The answer is: ln(sqrt2+1).
The lenght of a function written in cartesian coordinates is:
L=int_a^bsqrt(1+[f'(x)]^2)dx.
So:
y'=1/cosx*(-sinx)
Than:
L=int_0^(pi/4)sqrt(1+sin^2x/cos^2x)dx=int_0^(pi/4)sqrt((cos^2x+sin^2x)/cos^2x)dx=
=int_0^(pi/4)sqrt(1/cos^2x)dx=int_0^(pi/4)1/cosxdx=(1)
Now we have to make a substituition (with tangent half-angle formulae):
t=tan(x/2)rArrx/2=arctantrArrx=2arctanxrArr
dx=2/(1+t^2)dt,
and
if x=0 than t=tan0=0
if x=pi/4 than, for the half angle-formula,
t=tan(pi/8)=sin(pi/4)/(1+cos(pi/4))=(sqrt2/2)/(1+sqrt2/2)=
=(sqrt2/2)/((2+sqrt2)/2)=sqrt2/2*2/(2+sqrt2)=sqrt2/(2+sqrt2)=
sqrt2/(2+sqrt2)*(2-sqrt2)/(2-sqrt2)=(2sqrt2-2)/(4-2)=(2(sqrt2-1))/2=
=sqrt2-1
So, remembering that cosx=(1-t^2)/(1+t^2):
(1)=int_0^(sqrt2-1)1/((1-t^2)/(1+t^2))*2/(1+t^2)dt=
=2int_0^(sqrt2-1)1/(1-t^2)dt=(2)
1/((1-t)(1+t))=A/(1-t)+B/(1+t)=(A(1+t)+B(1-t))/((1-t)(1+t))

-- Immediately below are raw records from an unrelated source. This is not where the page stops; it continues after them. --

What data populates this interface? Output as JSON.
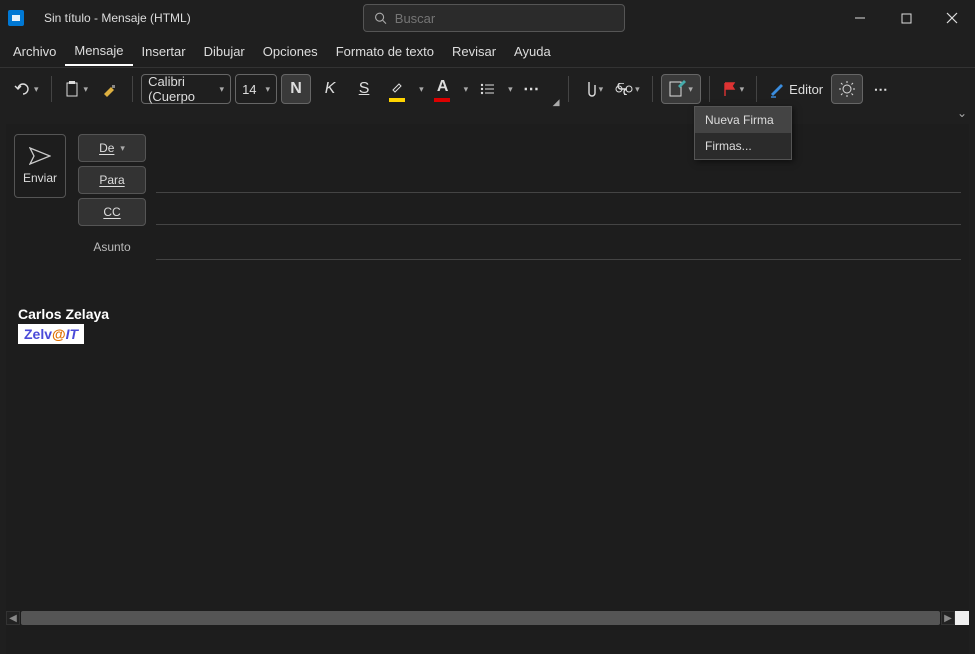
{
  "window": {
    "title": "Sin título  -  Mensaje (HTML)",
    "search_placeholder": "Buscar"
  },
  "menu": {
    "items": [
      "Archivo",
      "Mensaje",
      "Insertar",
      "Dibujar",
      "Opciones",
      "Formato de texto",
      "Revisar",
      "Ayuda"
    ],
    "active_index": 1
  },
  "ribbon": {
    "font_name": "Calibri (Cuerpo",
    "font_size": "14",
    "bold_label": "N",
    "italic_label": "K",
    "underline_label": "S",
    "editor_label": "Editor",
    "highlight_color": "#ffd400",
    "font_color": "#d00000"
  },
  "signature_dropdown": {
    "items": [
      "Nueva Firma",
      "Firmas..."
    ],
    "hover_index": 0
  },
  "compose": {
    "send_label": "Enviar",
    "from_label": "De",
    "to_label": "Para",
    "cc_label": "CC",
    "subject_label": "Asunto",
    "to_value": "",
    "cc_value": "",
    "subject_value": ""
  },
  "signature_body": {
    "name": "Carlos Zelaya",
    "logo_part1": "Zelv",
    "logo_at": "@",
    "logo_part2": "IT"
  }
}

and two polynomials (1 on the left and [A(1+t)+B(1-t)] on the right) are identical if they assume the same values at the same values of t:
If t=1 then 1=2ArArrA=1/2;
If t=-1 then 1=2BrArrB=1/2.
So:
(2)=2int_0^(sqrt2-1)((1/2)/(1-t)+(1/2)/(1+t))dt=
=2*1/2int_0^(sqrt2-1)(1/(1-t)+1/(1+t))dt=
=int_0^(sqrt2-1)(-(-1)/(1-t)+1/(1+t))dt=[-ln|1-t|+ln|1+t|]_0^(sqrt2-1)=
=[-ln|1-(sqrt2-1)|+ln|1+(sqrt2-1)|-(ln|1-0|+ln|1+0|]=
=-ln(2-sqrt2)+ln(sqrt2)=ln(sqrt2/(2-sqrt2))=
=ln((sqrt2)/(2-sqrt2)*(2+sqrt2)/(2+sqrt2))=
=ln((2sqrt2+2)/(4-2))=ln((2(sqrt2+1))/2)=ln(sqrt2+1).